Polisi menggrebek produsen bakso yang diduga berbahan ayam tiren di Bantul. Warga Dukuh Ponggok Pande, Padukuhan Ponggok 2, Kalurahan Trimulyo, Kapanewon Jetis, kaget dan tidak menyangka jika tetangga mereka melakukan kegiatan ilegal.
Dukuh Ponggok 2, Fajar Gunadi mengungkapkan, bakso-bakso tersebut bukan diproduksi di pabrik skala besar namun hanya di rumah yang kecil. Pembuatan bakso yang dilakukan oleh pasangan MH dan H tersebut masuk kategori industri rumahan.
"Ndak besar, hanya pabrik rumahan kok. Tidak ada karyawan," terang dia.
Menurutnya, pasangan suami istri tersebut telah memproduksi bakso di rumah tersebut selama beberapa tahun terakhir. Dari informasi yang ia dapat dalam sehari, tempat pembuatan bakso rumahan tersebut mampu memproduksi 30 kilogram daging ayam.
Dan sepanjang yang ia dengar di lokasi pabrik saat pemeriksaan dan penyelidikan, bakso tersebut diambil dan dijual ke Pasar Kranggan, Demangan dan Giwangan. Selain diambil pedagang, MH juga memiliki lapak di Pasar Demangan.
"Produksi bakso tersebut telah berlangsung sejak tahun 2018 yang lalu," terang dia.
Menurutnya masyarakat tidak ada yang mengetahui jika bahan yang digunakan adalah ayam tiren. Setahu masyarakat, pabrik tersebut hanya memproduksi bakso biasa. Karena setahu masyarakat, yang dibuat pasangan ini hanya bakso ayam biasa.

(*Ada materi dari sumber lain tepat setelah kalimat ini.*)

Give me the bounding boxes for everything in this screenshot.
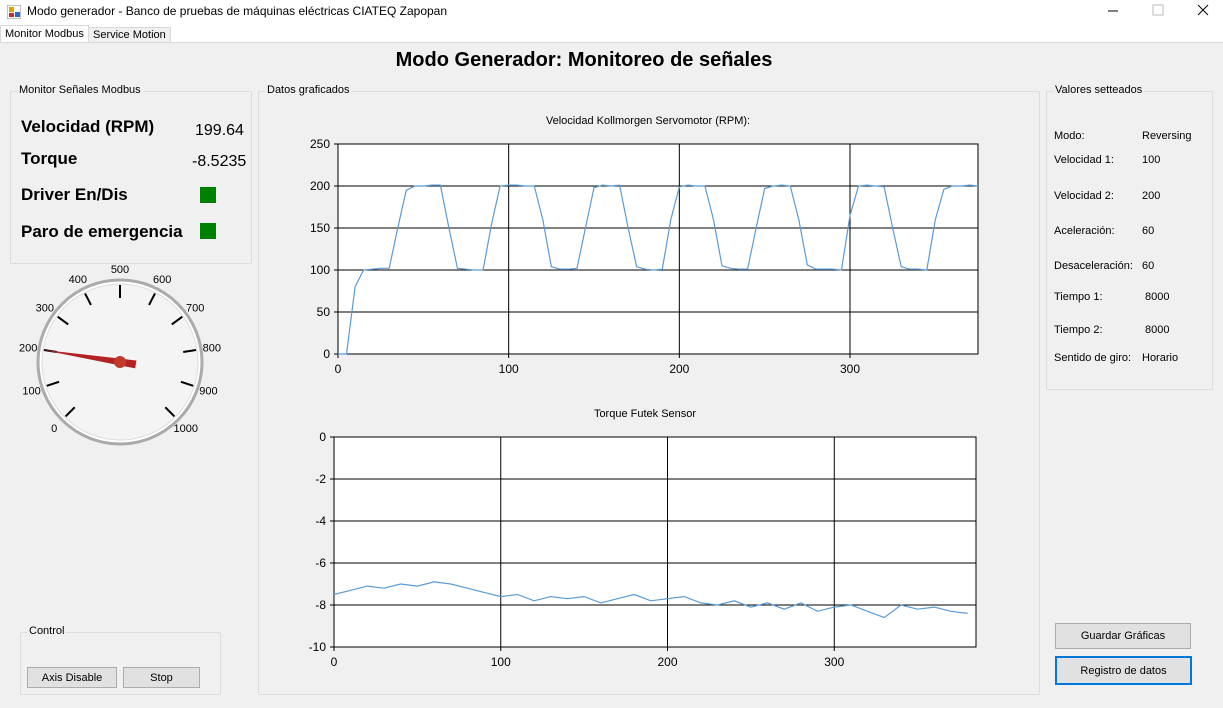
- y-tick-label: -10: [309, 640, 327, 654]
- value: 199.64: [195, 122, 244, 139]
- title-bar: Modo generador - Banco de pruebas de máq…: [0, 0, 1223, 24]
- y-tick-label: 0: [319, 430, 326, 444]
- y-tick-label: 150: [310, 221, 330, 235]
- setting-value: Reversing: [1142, 130, 1192, 142]
- y-tick-label: 100: [310, 263, 330, 277]
- gauge-tick-label: 900: [199, 386, 217, 398]
- gauge-tick: [64, 406, 76, 418]
- gauge-tick: [180, 380, 194, 387]
- x-tick-label: 300: [824, 655, 844, 669]
- x-tick-label: 200: [657, 655, 677, 669]
- value: -8.5235: [192, 153, 247, 170]
- y-tick-label: -8: [315, 598, 326, 612]
- y-tick-label: 50: [317, 305, 331, 319]
- gauge-tick: [164, 406, 176, 418]
- gauge-tick-label: 300: [36, 302, 54, 314]
- group-title: Datos graficados: [265, 84, 352, 96]
- gauge-tick-label: 500: [111, 264, 129, 276]
- tab[interactable]: Monitor Modbus: [0, 25, 89, 42]
- gauge-tick: [148, 292, 156, 306]
- gauge-tick: [57, 315, 69, 326]
- setting-label: Tiempo 1:: [1054, 291, 1103, 303]
- y-tick-label: 250: [310, 137, 330, 151]
- button[interactable]: Guardar Gráficas: [1055, 623, 1191, 649]
- x-tick-label: 100: [499, 362, 519, 376]
- chart-title: Velocidad Kollmorgen Servomotor (RPM):: [546, 115, 750, 127]
- gauge-hub: [114, 356, 126, 368]
- tab[interactable]: Service Motion: [88, 27, 171, 43]
- plot-area: [337, 143, 979, 355]
- setting-value: Horario: [1142, 352, 1179, 364]
- group-title: Monitor Señales Modbus: [17, 84, 143, 96]
- gauge-needle: [40, 349, 137, 369]
- gauge-tick-label: 700: [186, 302, 204, 314]
- control-group: Control Axis Disable Stop: [20, 625, 221, 695]
- y-tick-label: 200: [310, 179, 330, 193]
- setting-value: 100: [1142, 154, 1161, 166]
- app-icon: [7, 5, 21, 19]
- gauge-tick-label: 200: [19, 342, 37, 354]
- setting-value: 60: [1142, 260, 1155, 272]
- chart-title: Torque Futek Sensor: [594, 408, 696, 420]
- x-tick-label: 300: [840, 362, 860, 376]
- y-tick-label: -4: [315, 514, 326, 528]
- setting-label: Tiempo 2:: [1054, 324, 1103, 336]
- label: Torque: [21, 149, 78, 168]
- gauge-tick: [171, 315, 183, 326]
- gauge-tick-label: 0: [51, 423, 57, 435]
- label: Driver En/Dis: [21, 185, 128, 204]
- gauge-tick-label: 800: [203, 342, 221, 354]
- setting-value: 200: [1142, 190, 1161, 202]
- setting-label: Desaceleración:: [1054, 260, 1133, 272]
- group-title: Control: [27, 625, 67, 637]
- gauge-tick-label: 100: [22, 386, 40, 398]
- x-tick-label: 0: [335, 362, 342, 376]
- x-tick-label: 0: [331, 655, 338, 669]
- data-line: [333, 581, 968, 619]
- setting-label: Aceleración:: [1054, 225, 1115, 237]
- x-tick-label: 200: [669, 362, 689, 376]
- data-line: [338, 184, 979, 355]
- group-title: Valores setteados: [1053, 84, 1145, 96]
- gauge-tick: [183, 348, 197, 353]
- x-tick-label: 100: [491, 655, 511, 669]
- window-title: Modo generador - Banco de pruebas de máq…: [27, 4, 448, 18]
- label: Paro de emergencia: [21, 222, 183, 241]
- monitor-group: Monitor Señales Modbus Velocidad (RPM) 1…: [10, 84, 252, 264]
- status-indicator: [200, 223, 216, 239]
- gauge-tick-label: 1000: [174, 423, 198, 435]
- setting-label: Sentido de giro:: [1054, 352, 1132, 364]
- y-tick-label: -6: [315, 556, 326, 570]
- y-tick-label: 0: [323, 347, 330, 361]
- setting-value: 60: [1142, 225, 1155, 237]
- y-tick-label: -2: [315, 472, 326, 486]
- button[interactable]: Registro de datos: [1055, 656, 1192, 685]
- window-controls[interactable]: [1100, 0, 1223, 24]
- setting-label: Modo:: [1054, 130, 1085, 142]
- button[interactable]: Axis Disable: [27, 667, 117, 688]
- gauge-tick: [84, 292, 92, 306]
- charts-group: Datos graficados: [258, 84, 1040, 695]
- page-heading: Modo Generador: Monitoreo de señales: [395, 49, 773, 71]
- gauge-tick-label: 400: [69, 274, 87, 286]
- tab-strip: Monitor Modbus Service Motion: [0, 24, 1223, 43]
- setting-value: 8000: [1145, 291, 1170, 303]
- setting-value: 8000: [1145, 324, 1170, 336]
- label: Velocidad (RPM): [21, 117, 155, 136]
- status-indicator: [200, 187, 216, 203]
- settings-group: Valores setteados: [1046, 84, 1213, 390]
- button[interactable]: Stop: [123, 667, 200, 688]
- gauge-tick-label: 600: [153, 274, 171, 286]
- gauge-tick: [46, 380, 60, 387]
- setting-label: Velocidad 2:: [1054, 190, 1114, 202]
- setting-label: Velocidad 1:: [1054, 154, 1114, 166]
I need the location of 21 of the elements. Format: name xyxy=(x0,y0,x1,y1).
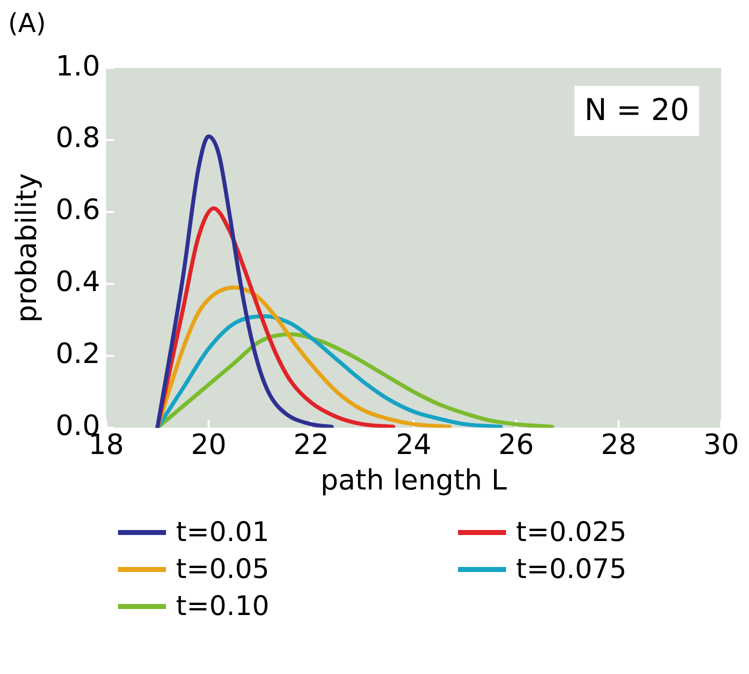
y-tick-label: 0.2 xyxy=(56,337,100,370)
y-tick-label: 1.0 xyxy=(56,49,100,82)
x-tick-label: 20 xyxy=(190,428,226,461)
x-axis-title: path length L xyxy=(320,463,508,496)
y-tick-label: 0.6 xyxy=(56,193,100,226)
y-axis-title: probability xyxy=(10,173,44,323)
x-tick-label: 30 xyxy=(703,428,740,461)
legend-label: t=0.05 xyxy=(176,554,270,585)
x-tick-label: 28 xyxy=(600,428,636,461)
legend-label: t=0.01 xyxy=(176,517,270,548)
legend-label: t=0.075 xyxy=(516,554,627,585)
y-tick-label: 0.4 xyxy=(56,265,100,298)
text: (A) xyxy=(8,8,46,39)
x-tick-label: 24 xyxy=(396,428,432,461)
legend-label: t=0.025 xyxy=(516,517,627,548)
y-tick-label: 0.8 xyxy=(56,121,100,154)
legend-label: t=0.10 xyxy=(176,591,270,622)
line-series xyxy=(155,134,334,428)
x-tick-label: 26 xyxy=(498,428,534,461)
x-tick-label: 22 xyxy=(293,428,329,461)
annotation: N = 20 xyxy=(584,92,690,128)
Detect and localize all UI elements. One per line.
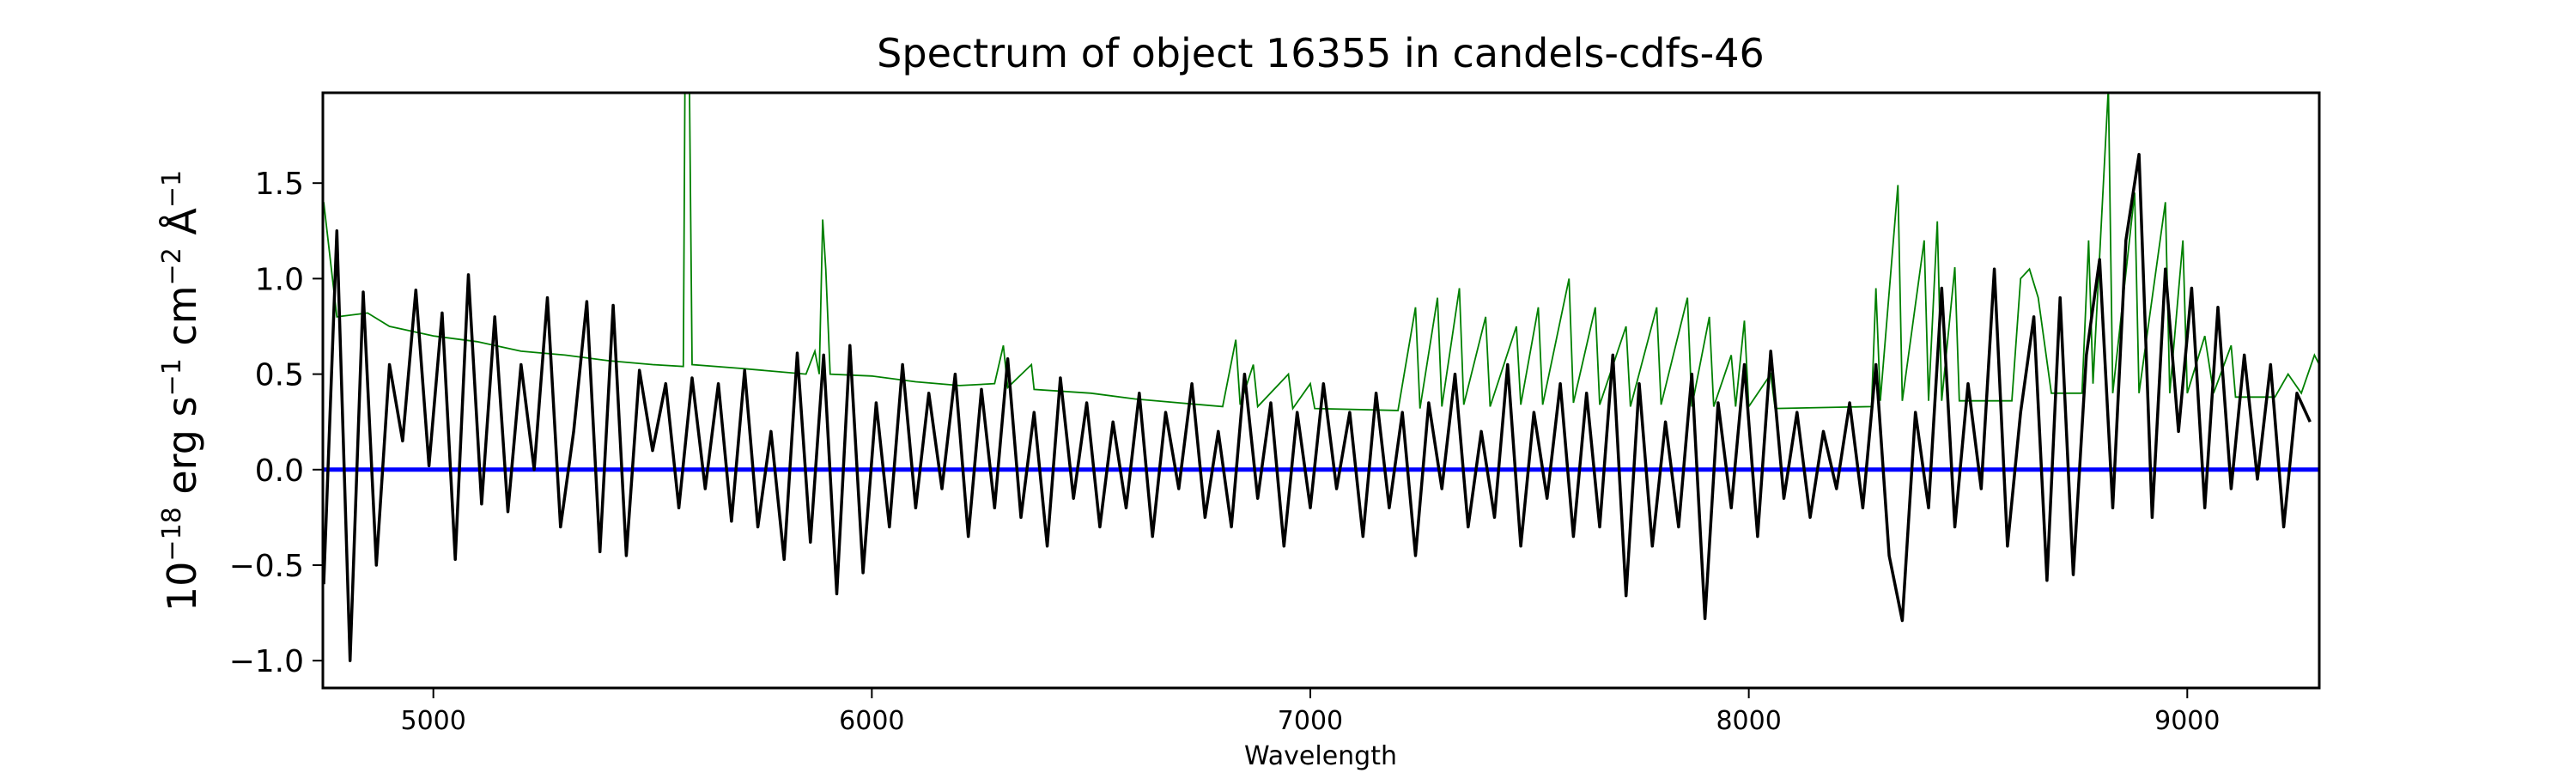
ylabel-unit-exponent: −1 — [157, 170, 187, 208]
x-axis-label: Wavelength — [1244, 741, 1397, 771]
plot-area — [323, 93, 2319, 662]
ylabel-unit: Å — [159, 208, 205, 248]
ylabel-unit-exponent: −2 — [157, 247, 187, 285]
x-tick-label: 9000 — [2154, 706, 2220, 736]
plot-frame — [321, 91, 2321, 690]
y-tick-label: −0.5 — [229, 549, 304, 584]
y-tick-label: 1.0 — [255, 262, 304, 297]
y-tick-label: −1.0 — [229, 644, 304, 679]
y-tick-label: 1.5 — [255, 167, 304, 202]
ylabel-unit-exponent: −1 — [157, 358, 187, 396]
y-tick-label: 0.5 — [255, 358, 304, 393]
y-axis-label: 10−18 erg s−1 cm−2 Å−1 — [157, 170, 205, 612]
ylabel-unit: cm — [159, 285, 205, 358]
x-tick-label: 7000 — [1278, 706, 1343, 736]
x-tick-label: 5000 — [401, 706, 466, 736]
ylabel-base: 10 — [159, 562, 205, 612]
chart-title: Spectrum of object 16355 in candels-cdfs… — [877, 30, 1765, 76]
ylabel-unit: erg s — [159, 396, 205, 507]
y-tick-label: 0.0 — [255, 453, 304, 489]
flux-spectrum-line — [323, 153, 2312, 662]
x-tick-label: 8000 — [1716, 706, 1781, 736]
x-tick-label: 6000 — [839, 706, 904, 736]
x-axis: 5000 6000 7000 8000 9000 — [401, 688, 2220, 736]
y-axis: −1.0 −0.5 0.0 0.5 1.0 1.5 — [229, 167, 323, 679]
ylabel-exponent: −18 — [157, 507, 187, 561]
error-spectrum-line — [323, 93, 2319, 411]
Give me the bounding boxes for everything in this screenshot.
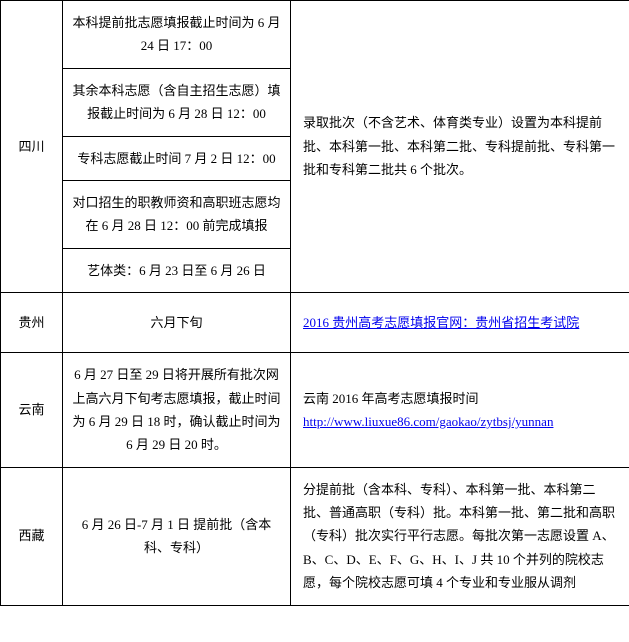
table-row: 西藏 6 月 26 日-7 月 1 日 提前批（含本科、专科） 分提前批（含本科… bbox=[1, 467, 629, 605]
desc-cell: 云南 2016 年高考志愿填报时间 http://www.liuxue86.co… bbox=[291, 353, 629, 468]
province-cell: 四川 bbox=[1, 1, 63, 293]
time-cell: 六月下旬 bbox=[63, 293, 291, 353]
schedule-table: 四川 本科提前批志愿填报截止时间为 6 月 24 日 17：00 录取批次（不含… bbox=[0, 0, 629, 606]
desc-cell: 分提前批（含本科、专科）、本科第一批、本科第二批、普通高职（专科）批。本科第一批… bbox=[291, 467, 629, 605]
table-row: 云南 6 月 27 日至 29 日将开展所有批次网上高六月下旬考志愿填报，截止时… bbox=[1, 353, 629, 468]
time-cell: 本科提前批志愿填报截止时间为 6 月 24 日 17：00 bbox=[63, 1, 291, 69]
time-cell: 6 月 27 日至 29 日将开展所有批次网上高六月下旬考志愿填报，截止时间为 … bbox=[63, 353, 291, 468]
time-cell: 6 月 26 日-7 月 1 日 提前批（含本科、专科） bbox=[63, 467, 291, 605]
time-cell: 艺体类：6 月 23 日至 6 月 26 日 bbox=[63, 248, 291, 292]
desc-cell: 2016 贵州高考志愿填报官网：贵州省招生考试院 bbox=[291, 293, 629, 353]
yunnan-link[interactable]: http://www.liuxue86.com/gaokao/zytbsj/yu… bbox=[303, 414, 553, 429]
guizhou-link[interactable]: 2016 贵州高考志愿填报官网：贵州省招生考试院 bbox=[303, 315, 579, 330]
time-cell: 专科志愿截止时间 7 月 2 日 12：00 bbox=[63, 136, 291, 180]
desc-cell: 录取批次（不含艺术、体育类专业）设置为本科提前批、本科第一批、本科第二批、专科提… bbox=[291, 1, 629, 293]
province-cell: 西藏 bbox=[1, 467, 63, 605]
province-cell: 云南 bbox=[1, 353, 63, 468]
table-row: 贵州 六月下旬 2016 贵州高考志愿填报官网：贵州省招生考试院 bbox=[1, 293, 629, 353]
time-cell: 其余本科志愿（含自主招生志愿）填报截止时间为 6 月 28 日 12：00 bbox=[63, 68, 291, 136]
yunnan-desc-prefix: 云南 2016 年高考志愿填报时间 bbox=[303, 391, 479, 406]
table-row: 四川 本科提前批志愿填报截止时间为 6 月 24 日 17：00 录取批次（不含… bbox=[1, 1, 629, 69]
province-cell: 贵州 bbox=[1, 293, 63, 353]
time-cell: 对口招生的职教师资和高职班志愿均在 6 月 28 日 12：00 前完成填报 bbox=[63, 180, 291, 248]
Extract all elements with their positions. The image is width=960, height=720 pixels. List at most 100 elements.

Wilayah Padukuhan Ponggok sebenarnya masuk Polsek Jetis namun yang melaksanakan penggrebekan tersebut berasal dari Polsek Pleret yang notabene berbatasan dengan Jetis. Setahu dirinya, penggrebekan tersebut merupakan pengembangan kasus di Polsek Pleret
Kapolsek Pleret AKP Tukirin ketika dikonfirmasi membenarkan adanya penggrebekan tersebut. Penggrebekan tersebut dilaksanakan hari Jumat (21/1/2022) kemarin. Namun ia enggan membeberkan lebih jauh karena sudah diambil alih Polres.
"Karena kasus tersebut diambil alih Polres Bantul. Ke Polres saja ya, karena sudah diambil alih sana," tuturnya.
Kasat Reskrim Polres Bantul, AKP Archie Nevada juga membenarkan adanya penggrebekan tersebut. Produksi bakso tersebut telah berlangsung selama 5 tahun. Kasus tersebut kini masih dalam penyelidikan petugas di mana pasangan suami istri tersebut tengah menjalani pemeriksaan.
Namun ia tidak bersedia memberikan keterangan lebih lanjut karena masih penyelidikan. Di samping itu, kasus tersebut akan dirilis resmi oleh Kapolres hari Senin (24/1/2022) besok.
"Besok Senin kita rilis bareng," tandasnya.